10.3 Disclaimer. Except for the express warranties, the Services and Provider Materials are provided “as is”. Provider disclaims all implied warranties.
11. Indemnification
Customer shall indemnify Provider against claims arising from Customer Data, Customer’s negligence or use of the Services.
12. Limitations of Liability
12.1 Exclusion of Damages. Provider is not liable for indirect, special, incidental or consequential damages.

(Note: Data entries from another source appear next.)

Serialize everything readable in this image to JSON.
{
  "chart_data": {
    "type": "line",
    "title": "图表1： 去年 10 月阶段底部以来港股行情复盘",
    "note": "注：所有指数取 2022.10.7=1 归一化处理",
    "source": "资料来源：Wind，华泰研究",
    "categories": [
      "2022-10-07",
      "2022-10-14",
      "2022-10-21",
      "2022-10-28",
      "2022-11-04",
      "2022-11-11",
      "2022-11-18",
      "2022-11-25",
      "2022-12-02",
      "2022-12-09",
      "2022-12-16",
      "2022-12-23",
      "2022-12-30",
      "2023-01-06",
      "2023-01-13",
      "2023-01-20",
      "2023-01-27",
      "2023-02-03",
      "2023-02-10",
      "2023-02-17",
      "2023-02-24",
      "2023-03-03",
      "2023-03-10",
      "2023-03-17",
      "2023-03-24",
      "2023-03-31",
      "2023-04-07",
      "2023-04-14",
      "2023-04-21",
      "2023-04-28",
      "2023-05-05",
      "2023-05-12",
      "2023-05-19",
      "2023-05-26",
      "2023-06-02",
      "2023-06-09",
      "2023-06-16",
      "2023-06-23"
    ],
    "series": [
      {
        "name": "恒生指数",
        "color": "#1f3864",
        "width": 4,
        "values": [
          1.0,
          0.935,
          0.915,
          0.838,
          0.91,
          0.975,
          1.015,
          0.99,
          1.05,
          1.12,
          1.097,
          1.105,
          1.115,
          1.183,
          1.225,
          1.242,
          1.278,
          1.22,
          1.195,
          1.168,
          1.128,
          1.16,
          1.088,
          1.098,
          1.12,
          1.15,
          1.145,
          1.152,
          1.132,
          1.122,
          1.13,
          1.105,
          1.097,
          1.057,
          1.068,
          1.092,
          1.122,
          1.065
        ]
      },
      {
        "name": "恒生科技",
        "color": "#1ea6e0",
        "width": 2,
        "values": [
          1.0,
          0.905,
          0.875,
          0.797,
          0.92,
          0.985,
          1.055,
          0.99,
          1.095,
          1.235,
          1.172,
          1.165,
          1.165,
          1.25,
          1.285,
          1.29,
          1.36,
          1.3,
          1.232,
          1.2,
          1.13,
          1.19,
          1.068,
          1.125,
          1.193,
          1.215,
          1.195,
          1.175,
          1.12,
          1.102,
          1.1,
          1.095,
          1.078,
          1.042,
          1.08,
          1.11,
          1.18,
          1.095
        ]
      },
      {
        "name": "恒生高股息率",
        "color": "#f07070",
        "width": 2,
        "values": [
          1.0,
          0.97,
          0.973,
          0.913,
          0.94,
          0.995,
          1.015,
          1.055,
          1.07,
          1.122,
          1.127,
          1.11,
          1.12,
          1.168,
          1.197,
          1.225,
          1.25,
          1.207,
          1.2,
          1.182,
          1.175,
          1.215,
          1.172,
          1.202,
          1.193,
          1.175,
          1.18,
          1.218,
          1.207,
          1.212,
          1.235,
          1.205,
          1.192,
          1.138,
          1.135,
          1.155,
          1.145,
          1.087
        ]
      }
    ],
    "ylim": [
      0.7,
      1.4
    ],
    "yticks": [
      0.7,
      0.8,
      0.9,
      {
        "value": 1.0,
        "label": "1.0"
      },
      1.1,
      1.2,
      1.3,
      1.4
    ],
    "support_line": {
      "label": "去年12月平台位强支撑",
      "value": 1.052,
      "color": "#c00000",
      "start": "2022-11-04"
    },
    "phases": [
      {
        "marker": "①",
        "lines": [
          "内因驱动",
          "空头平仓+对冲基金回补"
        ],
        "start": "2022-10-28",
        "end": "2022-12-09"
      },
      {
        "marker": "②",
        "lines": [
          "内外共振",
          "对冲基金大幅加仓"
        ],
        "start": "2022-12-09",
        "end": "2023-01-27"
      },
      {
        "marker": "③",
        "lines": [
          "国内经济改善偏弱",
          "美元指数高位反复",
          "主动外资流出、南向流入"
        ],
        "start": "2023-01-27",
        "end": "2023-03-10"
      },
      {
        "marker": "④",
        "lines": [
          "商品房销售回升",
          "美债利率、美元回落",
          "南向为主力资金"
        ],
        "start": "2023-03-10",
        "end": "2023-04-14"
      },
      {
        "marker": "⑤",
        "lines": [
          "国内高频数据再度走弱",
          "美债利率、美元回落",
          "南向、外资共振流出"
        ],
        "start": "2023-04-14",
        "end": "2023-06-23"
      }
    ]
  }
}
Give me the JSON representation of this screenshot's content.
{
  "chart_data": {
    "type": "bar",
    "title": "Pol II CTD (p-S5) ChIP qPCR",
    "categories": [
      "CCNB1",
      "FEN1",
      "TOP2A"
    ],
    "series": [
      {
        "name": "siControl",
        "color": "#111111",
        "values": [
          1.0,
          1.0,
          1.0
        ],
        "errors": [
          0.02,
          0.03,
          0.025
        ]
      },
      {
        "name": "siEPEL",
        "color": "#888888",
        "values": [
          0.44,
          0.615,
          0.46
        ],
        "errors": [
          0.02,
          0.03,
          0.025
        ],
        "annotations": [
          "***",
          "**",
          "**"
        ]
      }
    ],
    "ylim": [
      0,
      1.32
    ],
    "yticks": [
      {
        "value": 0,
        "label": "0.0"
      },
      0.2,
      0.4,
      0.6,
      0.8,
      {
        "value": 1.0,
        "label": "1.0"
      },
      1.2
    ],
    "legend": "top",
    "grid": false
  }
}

12.2 Cap. Provider’s aggregate liability is limited to the fees paid by Customer under this TOS.
13. DMCA Notices
To submit a notice under the DMCA, provide the required information to Provider’s Designated Agent: Glenn Wilson, CEO, Custom Software, 380 Borden Rd, Rose City, MI 48654, Fax: 989-685-5447, Email: glenn@customsoft.net.
14. Publicity
Provider may identify Customer as a customer in marketing materials without disclosing confidential information.
15. Force Majeure
Neither party is liable for failures caused by events beyond their control (Force Majeure). Either party may terminate if such event continues for thirty (30) days.
16. Miscellaneous
16.1 Relationship. The parties are independent contractors.
16.2 Notices. Notices must be in writing and sent to the contacts in Schedule A.
16.3 Entire Agreement. This TOS and Schedule A constitute the entire agreement.
16.4 Assignment. Customer may not assign the TOS without Provider’s consent.
16.5 Amendments. Changes must be in writing signed by both parties.
16.6 Governing Law; Arbitration. This TOS is governed by the laws of the State of Maine. Disputes will be resolved by arbitration in Maine under the Commercial Arbitration Rules of the American Arbitration Association.
MapItRight.com is provided by Custom Software INC, 380 Borden Road, Rose City, MI 48654.